Success is more than a measure of someone’s achievements. It’s an indicator of their habits, their productivity, and the choices they’ve made. So it’s no wonder that successful people tend to have many of the same habits.
In particular, those individuals tend to have certain items in their homes—tools that make them more productive, layouts that help them connect with their family, or resources that keep them focused on their most important goals.
Here are eleven of those items and why having them in your home as well might offer the boost you’ve been looking for to jumpstart your productivity.
The alarm clock is one of the most hated and yet most necessary items in anyone’s home. It’s the first thing you hear every morning, but certainly not the first thing you want to hear.
Part of the problem is that human beings, like most diurnal creatures, respond to sunlight. Ever try to sleep in on the weekend with the shades open? It’s really hard to do. Your body goes into overdrive when the sun rises and tells you “it’s time to wake up!”
A simulated sunrise alarm clock will slowly brighten as the time to wake gets closer, and just in case you can’t wake up on any particular day, it has a traditional, sound-based alarm built in.
I won’t advise you to buy an overpriced exercise bike or treadmill, but one thing all successful people have in their homes is SOME means with which to exercise.
Whether it’s a yoga mat, a large open space, some free weights, or a jump rope, have something in your home you can turn to for exercise when needed. There are days when the gym is too far and the weather too nasty—don’t let that be an excuse to fall into bad habits.
Even the world’s most successful people sometimes need a pick me up, and a good book can do just that. Filled with stories of successes achieved, failures learned from, and obstacles overcome, good business and lifestyle books will motivate you to get the most out of your day.
There are numerous articles about books you can read to fill that gap—from ones that will make you think by Malcolm Gladwell, to motivational stories of extreme productivity from Tim Feriss. Here are a few more to help you get started.
Successful people inevitably have to work at home sometimes—it’s a necessity. But when they do, they have a space that is separate from the rest of the house. One that allows them to shut out distractions and focus on the tasks at hand.
This is good for a couple of reasons. One, it allows them to get that work done faster. Rather than sitting on the couch working for four hours between distractions, they shut an office door and get the bare necessities done in 1–2 hours—much faster and better for the work-life balance.
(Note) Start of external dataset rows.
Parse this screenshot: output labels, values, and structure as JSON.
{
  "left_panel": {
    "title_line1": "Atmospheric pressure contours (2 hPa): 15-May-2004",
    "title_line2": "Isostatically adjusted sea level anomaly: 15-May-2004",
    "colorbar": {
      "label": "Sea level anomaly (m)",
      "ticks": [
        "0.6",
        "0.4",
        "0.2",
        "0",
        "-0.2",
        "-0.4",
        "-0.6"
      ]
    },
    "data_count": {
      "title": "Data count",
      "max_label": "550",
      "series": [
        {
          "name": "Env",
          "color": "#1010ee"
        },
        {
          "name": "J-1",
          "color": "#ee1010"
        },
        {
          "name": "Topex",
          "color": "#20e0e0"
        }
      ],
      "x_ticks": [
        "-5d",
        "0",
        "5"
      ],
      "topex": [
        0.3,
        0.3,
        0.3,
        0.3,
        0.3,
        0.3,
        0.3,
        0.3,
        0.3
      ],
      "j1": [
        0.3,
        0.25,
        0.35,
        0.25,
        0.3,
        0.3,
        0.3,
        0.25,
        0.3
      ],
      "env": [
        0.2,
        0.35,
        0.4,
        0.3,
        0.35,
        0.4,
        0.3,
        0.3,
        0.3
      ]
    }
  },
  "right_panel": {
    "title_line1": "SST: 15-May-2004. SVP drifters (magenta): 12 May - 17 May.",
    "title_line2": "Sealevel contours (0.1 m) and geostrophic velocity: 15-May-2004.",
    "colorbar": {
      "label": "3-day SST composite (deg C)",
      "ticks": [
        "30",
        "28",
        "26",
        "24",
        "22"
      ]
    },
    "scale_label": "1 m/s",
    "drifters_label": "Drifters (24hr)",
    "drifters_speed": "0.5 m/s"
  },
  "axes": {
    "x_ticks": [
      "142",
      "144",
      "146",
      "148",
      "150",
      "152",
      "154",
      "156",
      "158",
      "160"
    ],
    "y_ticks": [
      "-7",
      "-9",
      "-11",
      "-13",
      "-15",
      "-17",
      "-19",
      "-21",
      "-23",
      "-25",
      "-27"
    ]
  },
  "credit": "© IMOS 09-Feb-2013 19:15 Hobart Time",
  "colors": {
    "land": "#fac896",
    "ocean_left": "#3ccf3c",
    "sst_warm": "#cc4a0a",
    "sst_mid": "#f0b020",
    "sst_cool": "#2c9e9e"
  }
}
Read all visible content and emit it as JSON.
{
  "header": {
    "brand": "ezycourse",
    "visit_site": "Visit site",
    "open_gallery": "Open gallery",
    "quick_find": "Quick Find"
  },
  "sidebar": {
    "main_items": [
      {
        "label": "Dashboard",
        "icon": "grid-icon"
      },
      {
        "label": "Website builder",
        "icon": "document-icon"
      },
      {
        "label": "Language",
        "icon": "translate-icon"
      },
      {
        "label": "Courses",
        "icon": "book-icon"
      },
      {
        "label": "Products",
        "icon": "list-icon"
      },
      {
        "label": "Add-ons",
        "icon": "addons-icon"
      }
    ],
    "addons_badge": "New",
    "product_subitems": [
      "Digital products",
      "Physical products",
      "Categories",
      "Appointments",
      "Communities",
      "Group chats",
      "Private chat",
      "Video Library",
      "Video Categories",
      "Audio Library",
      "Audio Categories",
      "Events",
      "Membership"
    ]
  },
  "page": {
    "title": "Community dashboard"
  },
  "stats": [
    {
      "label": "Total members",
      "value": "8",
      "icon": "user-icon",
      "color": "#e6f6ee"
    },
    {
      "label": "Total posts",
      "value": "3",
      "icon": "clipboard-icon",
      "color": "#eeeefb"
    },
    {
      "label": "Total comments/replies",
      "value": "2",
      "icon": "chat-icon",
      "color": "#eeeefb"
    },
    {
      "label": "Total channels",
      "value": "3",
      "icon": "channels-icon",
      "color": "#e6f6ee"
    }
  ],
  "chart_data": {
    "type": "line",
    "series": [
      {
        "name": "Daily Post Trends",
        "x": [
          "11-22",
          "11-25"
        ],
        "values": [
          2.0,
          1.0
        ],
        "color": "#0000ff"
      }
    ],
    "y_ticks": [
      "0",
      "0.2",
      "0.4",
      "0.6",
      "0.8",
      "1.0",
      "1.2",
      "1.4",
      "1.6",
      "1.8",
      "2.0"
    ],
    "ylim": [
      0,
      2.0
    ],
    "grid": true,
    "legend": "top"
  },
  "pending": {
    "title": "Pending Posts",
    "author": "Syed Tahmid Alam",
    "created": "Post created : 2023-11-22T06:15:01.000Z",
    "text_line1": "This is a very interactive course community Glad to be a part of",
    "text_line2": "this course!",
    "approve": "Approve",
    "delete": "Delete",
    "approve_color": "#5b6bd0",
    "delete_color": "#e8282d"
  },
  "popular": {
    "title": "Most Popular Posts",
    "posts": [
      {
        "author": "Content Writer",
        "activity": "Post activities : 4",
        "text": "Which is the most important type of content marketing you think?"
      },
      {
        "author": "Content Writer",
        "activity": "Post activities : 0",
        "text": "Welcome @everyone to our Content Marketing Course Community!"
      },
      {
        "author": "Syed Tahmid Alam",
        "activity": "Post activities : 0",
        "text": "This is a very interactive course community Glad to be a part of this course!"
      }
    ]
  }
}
There are three types of goals. Long term goals like those you’ll set every year in January, short term goals to complete specific projects or hit certain milestones, and daily goals to just plain get things done.
Successful people have efficient systems in place to set and manage all three of these, and the best way to handle it on a daily basis is with a handwritten notebook you can check. I recommend moleskine notebooks that fit in your back pocket.
This is a basic productivity tip but it’s a must. If you’re working at home, you need to know that your phone and Internet connection will be reliable. Wireless connections, whether a cell-phone that can get choppy or drop calls or WiFi Internet, are neither reliable nor the highest possible quality. Install hard lines wherever you are working.
You’ve read the articles about the dangers of sitting. But forget the fear of being unhealthy for a moment and focus on the many benefits of being upright for longer periods of time each day. A more active body leads to a sharper mind and more productive output. Even if you don’t plan on getting a standing desk, look into other versatile working space options.
In my home office I have a white board and a cork board. On the former I will draw diagrams showing how much work I have left to achieve a specific goal—at any given time I can create a reminder that I’m getting closer to my goals. On the cork board I will pin successes as they occur. This means printing out metrics from a recent project, putting up the business card of someone I met at a conference, or posting the most recent article I wrote as a reminder of what I am working towards.
A healthy diet is a must, and successful individuals know this and live their lives by the maxim that a healthy body, well-cared for will fuel a healthy mind.
So toss the junk food and beer and work towards a better balanced, healthier, and generally better balanced lifestyle that will allow you to think better and have more energy on a daily basis.
Successful people tend to have a better handle on the balance between work and life, especially in the 21st century as the psychological and emotional benefits of doing so have become so apparent.
To foster this, make sure you have a dedicated space where you and your family can sit and eat dinner together, discuss your day, and bond outside the realm of work.
Screens are everywhere. On average you will look at a screen 45 out of every 60 minutes during the day. So a hobby that involves playing a computer game or watching movies isn’t the best way to rest your mind.
Instead choose a hobby that uses your hands and puts those hyperactive neurons in your brain to rest. Painting, playing a musical instrument, gardening, woodworking—whatever you enjoy that doesn’t require a screen can be great post-work therapy.
Without fail, the most successful people in the world will have some or all of the items listed above in their homes in some form or another. The key is to maintain balance, seeking success at work while enjoying peace and love at home. With the right balance or productivity and family, you can do the same.